Un doppio intervento per chi si sposta ogni giorno
Da una parte la Regione ha approvato l'estensione del trasporto pubblico CTM a Sestu, insieme ad altri comuni dell'hinterland come Capoterra, Settimo, Maracalagonis, Sinnai e Uta. Dall'altra il Comune di Sestu ha affidato i primi lavori per riparare i tratti stradali più critici. I due provvedimenti, letti insieme, delineano per i pendolari un'alternativa concreta all'uso quotidiano dell'auto privata: un servizio di autobus può ridurre i costi di carburante e parcheggio, mentre strade più curate limitano i danni a pneumatici e sospensioni.

La manutenzione stradale non è solo decoro
Il sindaco Michele Cossa lo dice con chiarezza: "Non vogliamo raccontare che con un singolo appalto si risolveranno tutti i problemi della viabilità. C'è molto da fare e ne siamo consapevoli". L'amministrazione punta a un Piano comunale della manutenzione stradale, con interventi progressivi guidati da criteri di priorità.
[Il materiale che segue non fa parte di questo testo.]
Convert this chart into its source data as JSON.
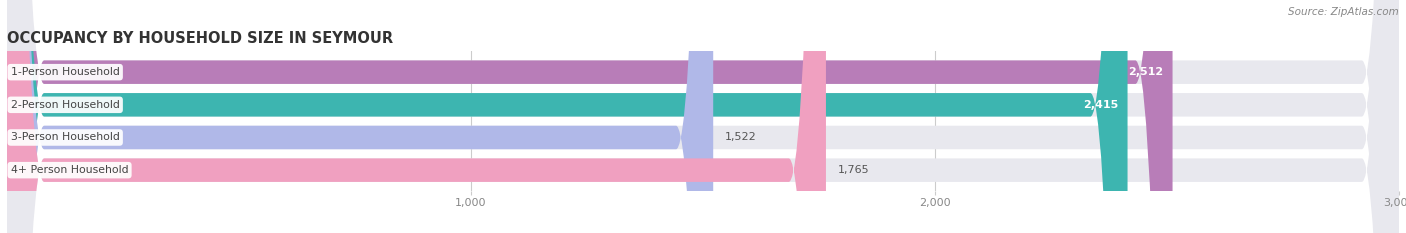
{
  "title": "OCCUPANCY BY HOUSEHOLD SIZE IN SEYMOUR",
  "source": "Source: ZipAtlas.com",
  "categories": [
    "1-Person Household",
    "2-Person Household",
    "3-Person Household",
    "4+ Person Household"
  ],
  "values": [
    2512,
    2415,
    1522,
    1765
  ],
  "bar_colors": [
    "#b87db8",
    "#3db5b0",
    "#b0b8e8",
    "#f0a0c0"
  ],
  "bar_bg_color": "#e8e8ee",
  "xlim_max": 3000,
  "xticks": [
    1000,
    2000,
    3000
  ],
  "xtick_labels": [
    "1,000",
    "2,000",
    "3,000"
  ],
  "title_fontsize": 10.5,
  "source_fontsize": 7.5,
  "background_color": "#ffffff",
  "label_box_color": "#ffffff",
  "value_label_color_inside": "#ffffff",
  "value_label_color_outside": "#555555",
  "category_label_color": "#444444"
}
L'obiettivo, prosegue Cossa, è la sicurezza: "Perché avere strade in buone condizioni vuol dire maggiore sicurezza per automobilisti, motociclisti, ciclisti e pedoni e una migliore qualità della vita per tutti".
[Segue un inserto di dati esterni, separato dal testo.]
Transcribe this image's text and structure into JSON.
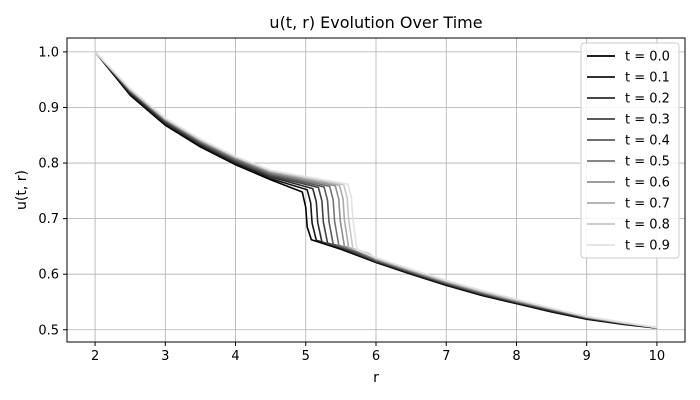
{
  "chart_data": {
    "type": "line",
    "title": "u(t, r) Evolution Over Time",
    "xlabel": "r",
    "ylabel": "u(t, r)",
    "xlim": [
      1.6,
      10.4
    ],
    "ylim": [
      0.478,
      1.025
    ],
    "xticks": [
      2,
      3,
      4,
      5,
      6,
      7,
      8,
      9,
      10
    ],
    "xtick_labels": [
      "2",
      "3",
      "4",
      "5",
      "6",
      "7",
      "8",
      "9",
      "10"
    ],
    "yticks": [
      0.5,
      0.6,
      0.7,
      0.8,
      0.9,
      1.0
    ],
    "ytick_labels": [
      "0.5",
      "0.6",
      "0.7",
      "0.8",
      "0.9",
      "1.0"
    ],
    "grid": true,
    "legend_position": "top-right",
    "series": [
      {
        "name": "t = 0.0",
        "color": "#000000",
        "points": [
          [
            2,
            1.0
          ],
          [
            2.5,
            0.922
          ],
          [
            3,
            0.868
          ],
          [
            3.5,
            0.829
          ],
          [
            4,
            0.797
          ],
          [
            4.5,
            0.77
          ],
          [
            4.95,
            0.748
          ],
          [
            5.0,
            0.72
          ],
          [
            5.02,
            0.685
          ],
          [
            5.08,
            0.662
          ],
          [
            5.5,
            0.645
          ],
          [
            6,
            0.621
          ],
          [
            6.5,
            0.6
          ],
          [
            7,
            0.58
          ],
          [
            7.5,
            0.562
          ],
          [
            8,
            0.547
          ],
          [
            8.5,
            0.532
          ],
          [
            9,
            0.519
          ],
          [
            9.5,
            0.51
          ],
          [
            10,
            0.503
          ]
        ]
      },
      {
        "name": "t = 0.1",
        "color": "#151515",
        "points": [
          [
            2,
            1.0
          ],
          [
            2.5,
            0.924
          ],
          [
            3,
            0.87
          ],
          [
            3.5,
            0.831
          ],
          [
            4,
            0.799
          ],
          [
            4.5,
            0.772
          ],
          [
            5.02,
            0.752
          ],
          [
            5.07,
            0.728
          ],
          [
            5.09,
            0.692
          ],
          [
            5.15,
            0.661
          ],
          [
            5.5,
            0.647
          ],
          [
            6,
            0.622
          ],
          [
            6.5,
            0.601
          ],
          [
            7,
            0.581
          ],
          [
            7.5,
            0.563
          ],
          [
            8,
            0.548
          ],
          [
            8.5,
            0.533
          ],
          [
            9,
            0.52
          ],
          [
            9.5,
            0.511
          ],
          [
            10,
            0.504
          ]
        ]
      },
      {
        "name": "t = 0.2",
        "color": "#2d2d2d",
        "points": [
          [
            2,
            1.0
          ],
          [
            2.5,
            0.926
          ],
          [
            3,
            0.872
          ],
          [
            3.5,
            0.833
          ],
          [
            4,
            0.801
          ],
          [
            4.5,
            0.775
          ],
          [
            5.1,
            0.754
          ],
          [
            5.15,
            0.73
          ],
          [
            5.17,
            0.693
          ],
          [
            5.23,
            0.658
          ],
          [
            5.5,
            0.648
          ],
          [
            6,
            0.623
          ],
          [
            6.5,
            0.602
          ],
          [
            7,
            0.582
          ],
          [
            7.5,
            0.564
          ],
          [
            8,
            0.549
          ],
          [
            8.5,
            0.534
          ],
          [
            9,
            0.521
          ],
          [
            9.5,
            0.511
          ],
          [
            10,
            0.504
          ]
        ]
      },
      {
        "name": "t = 0.3",
        "color": "#434343",
        "points": [
          [
            2,
            1.0
          ],
          [
            2.5,
            0.928
          ],
          [
            3,
            0.874
          ],
          [
            3.5,
            0.835
          ],
          [
            4,
            0.803
          ],
          [
            4.5,
            0.777
          ],
          [
            5.18,
            0.756
          ],
          [
            5.23,
            0.732
          ],
          [
            5.25,
            0.694
          ],
          [
            5.31,
            0.656
          ],
          [
            5.5,
            0.649
          ],
          [
            6,
            0.624
          ],
          [
            6.5,
            0.603
          ],
          [
            7,
            0.583
          ],
          [
            7.5,
            0.565
          ],
          [
            8,
            0.55
          ],
          [
            8.5,
            0.535
          ],
          [
            9,
            0.521
          ],
          [
            9.5,
            0.512
          ],
          [
            10,
            0.504
          ]
        ]
      },
      {
        "name": "t = 0.4",
        "color": "#5a5a5a",
        "points": [
          [
            2,
            1.0
          ],
          [
            2.5,
            0.929
          ],
          [
            3,
            0.876
          ],
          [
            3.5,
            0.837
          ],
          [
            4,
            0.805
          ],
          [
            4.5,
            0.779
          ],
          [
            5.26,
            0.757
          ],
          [
            5.31,
            0.733
          ],
          [
            5.33,
            0.695
          ],
          [
            5.39,
            0.654
          ],
          [
            5.6,
            0.646
          ],
          [
            6,
            0.625
          ],
          [
            6.5,
            0.604
          ],
          [
            7,
            0.584
          ],
          [
            7.5,
            0.566
          ],
          [
            8,
            0.55
          ],
          [
            8.5,
            0.536
          ],
          [
            9,
            0.522
          ],
          [
            9.5,
            0.512
          ],
          [
            10,
            0.504
          ]
        ]
      },
      {
        "name": "t = 0.5",
        "color": "#747474",
        "points": [
          [
            2,
            1.0
          ],
          [
            2.5,
            0.93
          ],
          [
            3,
            0.877
          ],
          [
            3.5,
            0.838
          ],
          [
            4,
            0.807
          ],
          [
            4.5,
            0.781
          ],
          [
            5.34,
            0.758
          ],
          [
            5.39,
            0.734
          ],
          [
            5.41,
            0.696
          ],
          [
            5.47,
            0.652
          ],
          [
            5.7,
            0.643
          ],
          [
            6,
            0.626
          ],
          [
            6.5,
            0.605
          ],
          [
            7,
            0.585
          ],
          [
            7.5,
            0.567
          ],
          [
            8,
            0.551
          ],
          [
            8.5,
            0.537
          ],
          [
            9,
            0.522
          ],
          [
            9.5,
            0.512
          ],
          [
            10,
            0.504
          ]
        ]
      },
      {
        "name": "t = 0.6",
        "color": "#8f8f8f",
        "points": [
          [
            2,
            1.0
          ],
          [
            2.5,
            0.931
          ],
          [
            3,
            0.878
          ],
          [
            3.5,
            0.84
          ],
          [
            4,
            0.809
          ],
          [
            4.5,
            0.783
          ],
          [
            5.42,
            0.759
          ],
          [
            5.47,
            0.735
          ],
          [
            5.49,
            0.697
          ],
          [
            5.55,
            0.65
          ],
          [
            5.8,
            0.641
          ],
          [
            6,
            0.627
          ],
          [
            6.5,
            0.606
          ],
          [
            7,
            0.586
          ],
          [
            7.5,
            0.568
          ],
          [
            8,
            0.552
          ],
          [
            8.5,
            0.537
          ],
          [
            9,
            0.523
          ],
          [
            9.5,
            0.513
          ],
          [
            10,
            0.504
          ]
        ]
      },
      {
        "name": "t = 0.7",
        "color": "#ababab",
        "points": [
          [
            2,
            1.0
          ],
          [
            2.5,
            0.932
          ],
          [
            3,
            0.879
          ],
          [
            3.5,
            0.841
          ],
          [
            4,
            0.81
          ],
          [
            4.5,
            0.785
          ],
          [
            5.48,
            0.76
          ],
          [
            5.53,
            0.736
          ],
          [
            5.55,
            0.698
          ],
          [
            5.61,
            0.648
          ],
          [
            5.9,
            0.637
          ],
          [
            6,
            0.628
          ],
          [
            6.5,
            0.607
          ],
          [
            7,
            0.587
          ],
          [
            7.5,
            0.569
          ],
          [
            8,
            0.553
          ],
          [
            8.5,
            0.538
          ],
          [
            9,
            0.523
          ],
          [
            9.5,
            0.513
          ],
          [
            10,
            0.504
          ]
        ]
      },
      {
        "name": "t = 0.8",
        "color": "#c6c6c6",
        "points": [
          [
            2,
            1.0
          ],
          [
            2.5,
            0.933
          ],
          [
            3,
            0.88
          ],
          [
            3.5,
            0.842
          ],
          [
            4,
            0.811
          ],
          [
            4.5,
            0.786
          ],
          [
            5.54,
            0.761
          ],
          [
            5.59,
            0.737
          ],
          [
            5.61,
            0.699
          ],
          [
            5.67,
            0.646
          ],
          [
            6,
            0.629
          ],
          [
            6.5,
            0.608
          ],
          [
            7,
            0.588
          ],
          [
            7.5,
            0.57
          ],
          [
            8,
            0.554
          ],
          [
            8.5,
            0.538
          ],
          [
            9,
            0.524
          ],
          [
            9.5,
            0.513
          ],
          [
            10,
            0.504
          ]
        ]
      },
      {
        "name": "t = 0.9",
        "color": "#e2e2e2",
        "points": [
          [
            2,
            1.0
          ],
          [
            2.5,
            0.934
          ],
          [
            3,
            0.881
          ],
          [
            3.5,
            0.843
          ],
          [
            4,
            0.812
          ],
          [
            4.5,
            0.787
          ],
          [
            5.6,
            0.762
          ],
          [
            5.65,
            0.738
          ],
          [
            5.67,
            0.7
          ],
          [
            5.73,
            0.644
          ],
          [
            6,
            0.63
          ],
          [
            6.5,
            0.609
          ],
          [
            7,
            0.589
          ],
          [
            7.5,
            0.571
          ],
          [
            8,
            0.555
          ],
          [
            8.5,
            0.539
          ],
          [
            9,
            0.524
          ],
          [
            9.5,
            0.514
          ],
          [
            10,
            0.504
          ]
        ]
      }
    ]
  }
}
Il pacchetto regionale da 2,5 miliardi e l'impatto sulle famiglie
La variazione di bilancio della Regione Sardegna ammonta a 2.500.000.000 euro e copre sanità, Comuni, trasporti e lotta allo spopolamento. Il via libera agli autobus CTM rientra in questa manovra: per chi vive a Sestu, investire in mobilità pubblica e strade non è una voce astratta, ma uno strumento per contenere le spese di trasporto e migliorare la qualità degli spostamenti quotidiani.